Example: Fred operates a lawn mowing business and IS GST registered.

  • Fred has an annual gross income of $11,000. Over a year, he remits $1,000 in GST to the ATO.
  • His adjusted gross income is $10,000 (gross less GST remitted to ATO).
  • His allowable deductions are $2,320 (e.g. petrol, blades, spark plugs, depreciation) LESS the input tax credits of $853 he receives from the ATO.
  • His allowable business deductions are ($2,320 - $853) = $1,467.
  • Fred's annual income for social security purposes is ($10,000 - $1,467) = $8,533.

Policy reference: SS Guide 4.7.1.10 General Provisions for Sole Traders & Partnerships, 4.7.1.30 Assessment of business deductions & losses for sole traders & partnerships

How to assess income from a business not GST registered

When an income support recipient is not registered in the GST system, they DO NOT remit GST to the ATO and do not receive input tax credits. This group of income support recipients will generally be assessed in the same way they were before the introduction of the GST.

Example: Fred's brother Greg also operates a lawn mowing business but has elected not to register for the GST.

  • Greg has an annual gross income of $11,000 (he has increased his prices to match Fred). He does not remit any GST to the ATO.
  • His allowable deductions are $2,320 (includes GST component paid in goods etc).
  • He receives NO input tax credits on goods or services used in the business.
  • Greg's annual income for social security purposes is ($11,000 - $2,320) = $8,680.

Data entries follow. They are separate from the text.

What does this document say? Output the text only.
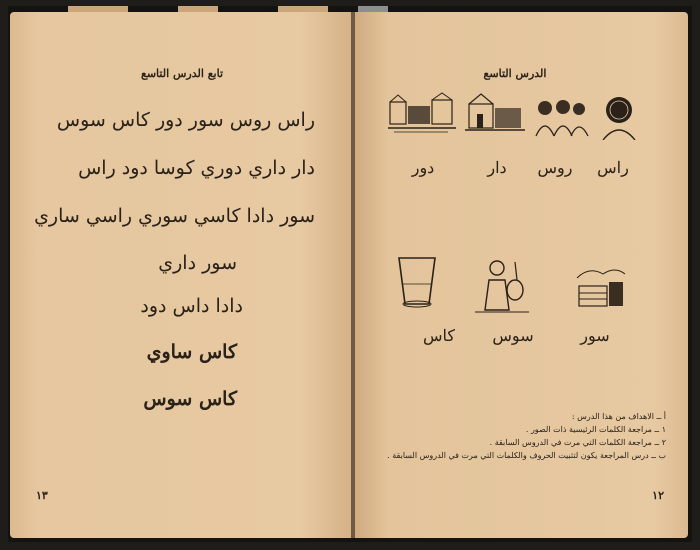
تابع الدرس التاسع
راس روس سور دور كاس سوس
دار داري دوري كوسا دود راس
سور دادا كاسي سوري راسي ساري
سور داري
دادا داس دود
كاس ساوي
كاس سوس
١٣
الدرس التاسع
راس
روس
دار
دور
سور
سوس
كاس
أ ــ الاهداف من هذا الدرس :
١ ــ مراجعة الكلمات الرئيسية ذات الصور .
٢ ــ مراجعة الكلمات التي مرت في الدروس السابقة .
ب ــ درس المراجعة يكون لتثبيت الحروف والكلمات التي مرت في الدروس السابقة .
١٢
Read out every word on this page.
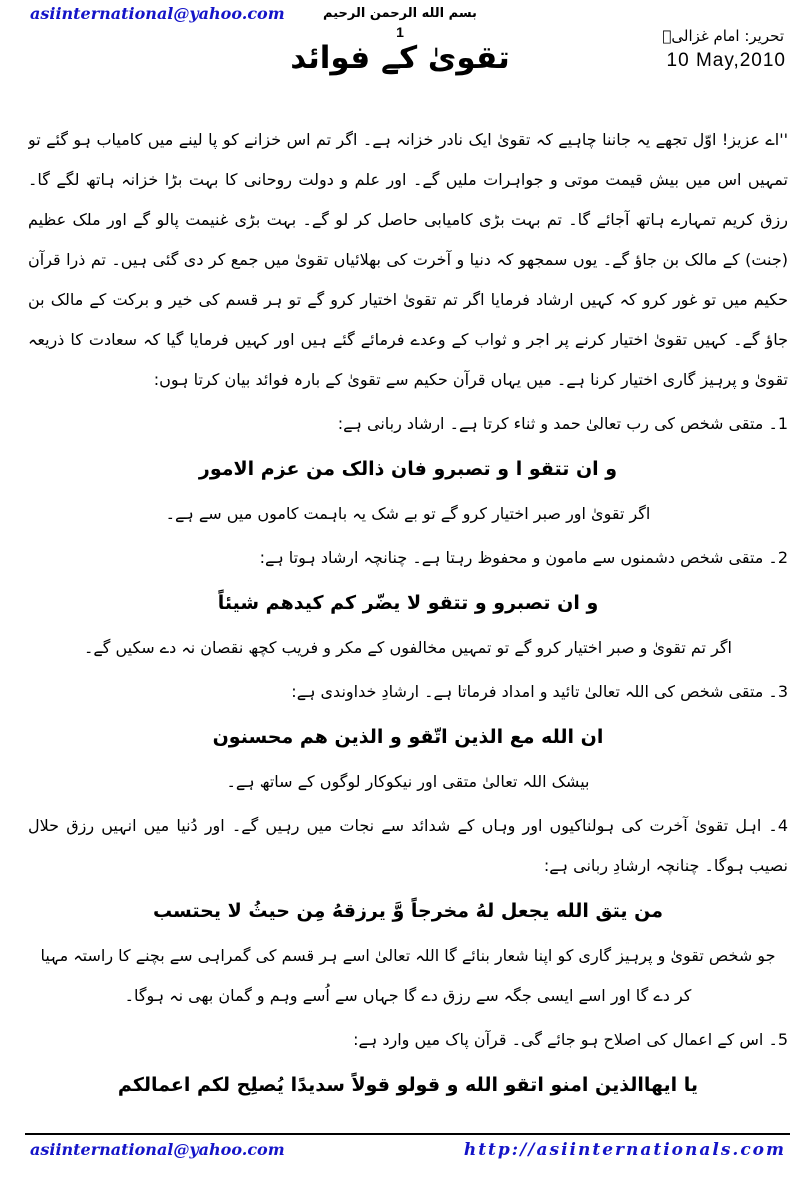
asiinternational@yahoo.com	بسم الله الرحمن الرحيم
1	تحریر: امام غزالیؒ
10 May,2010
تقویٰ کے فوائد

''اے عزیز! اوّل تجھے یہ جاننا چاہیے کہ تقویٰ ایک نادر خزانہ ہے۔ اگر تم اس خزانے کو پا لینے میں کامیاب ہو گئے تو تمہیں اس میں بیش قیمت موتی و جواہرات ملیں گے۔ اور علم و دولت روحانی کا بہت بڑا خزانہ ہاتھ لگے گا۔ رزق کریم تمہارے ہاتھ آجائے گا۔ تم بہت بڑی کامیابی حاصل کر لو گے۔ بہت بڑی غنیمت پالو گے اور ملک عظیم (جنت) کے مالک بن جاؤ گے۔ یوں سمجھو کہ دنیا و آخرت کی بھلائیاں تقویٰ میں جمع کر دی گئی ہیں۔ تم ذرا قرآن حکیم میں تو غور کرو کہ کہیں ارشاد فرمایا اگر تم تقویٰ اختیار کرو گے تو ہر قسم کی خیر و برکت کے مالک بن جاؤ گے۔ کہیں تقویٰ اختیار کرنے پر اجر و ثواب کے وعدے فرمائے گئے ہیں اور کہیں فرمایا گیا کہ سعادت کا ذریعہ تقویٰ و پرہیز گاری اختیار کرنا ہے۔ میں یہاں قرآن حکیم سے تقویٰ کے بارہ فوائد بیان کرتا ہوں:

1۔ متقی شخص کی رب تعالیٰ حمد و ثناء کرتا ہے۔ ارشاد ربانی ہے:

و ان تتقو ا و تصبرو فان ذالک من عزم الامور

اگر تقویٰ اور صبر اختیار کرو گے تو بے شک یہ باہمت کاموں میں سے ہے۔

2۔ متقی شخص دشمنوں سے مامون و محفوظ رہتا ہے۔ چنانچہ ارشاد ہوتا ہے:

و ان تصبرو و تتقو لا یضّر کم کیدھم شیئاً

اگر تم تقویٰ و صبر اختیار کرو گے تو تمہیں مخالفوں کے مکر و فریب کچھ نقصان نہ دے سکیں گے۔

3۔ متقی شخص کی اللہ تعالیٰ تائید و امداد فرماتا ہے۔ ارشادِ خداوندی ہے:

ان الله مع الذین اتّقو و الذین ھم محسنون

بیشک اللہ تعالیٰ متقی اور نیکوکار لوگوں کے ساتھ ہے۔

4۔ اہل تقویٰ آخرت کی ہولناکیوں اور وہاں کے شدائد سے نجات میں رہیں گے۔ اور دُنیا میں انہیں رزق حلال نصیب ہوگا۔ چنانچہ ارشادِ ربانی ہے:

من یتق الله یجعل لهُ مخرجاً وَّ یرزقهُ مِن حیثُ لا یحتسب

جو شخص تقویٰ و پرہیز گاری کو اپنا شعار بنائے گا اللہ تعالیٰ اسے ہر قسم کی گمراہی سے بچنے کا راستہ مہیا کر دے گا اور اسے ایسی جگہ سے رزق دے گا جہاں سے اُسے وہم و گمان بھی نہ ہوگا۔

5۔ اس کے اعمال کی اصلاح ہو جائے گی۔ قرآن پاک میں وارد ہے:

یا ایھاالذین امنو اتقو الله و قولو قولاً سدیدًا یُصلِح لکم اعمالکم

asiinternational@yahoo.com	http://asiinternationals.com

Policy reference: SS Guide 4.7.1.10 General Provisions for Sole Traders & Partnerships, 4.7.1.30 Assessment of income for sole traders & partnershipsAssessment of business deductions & losses for sole traders & partnerships

Changes to the fringe benefits reporting arrangements

Income tax is not paid by employees on the fringe benefits they receive. The taxation liability is met by the employer.

After 1 April 2007, if the non-grossed up value of the fringe benefits received in an FBT year (1 April to 31 March) exceeds $2,000, they become reportable to the ATO. They are then 'grossed up' and recorded as a separate item on the income support recipient's payment summary for the corresponding income year (1 July to 30 June).

Further information on this topic and the assessment of fringe benefits for income support purposes can be found at 4.3.3.60.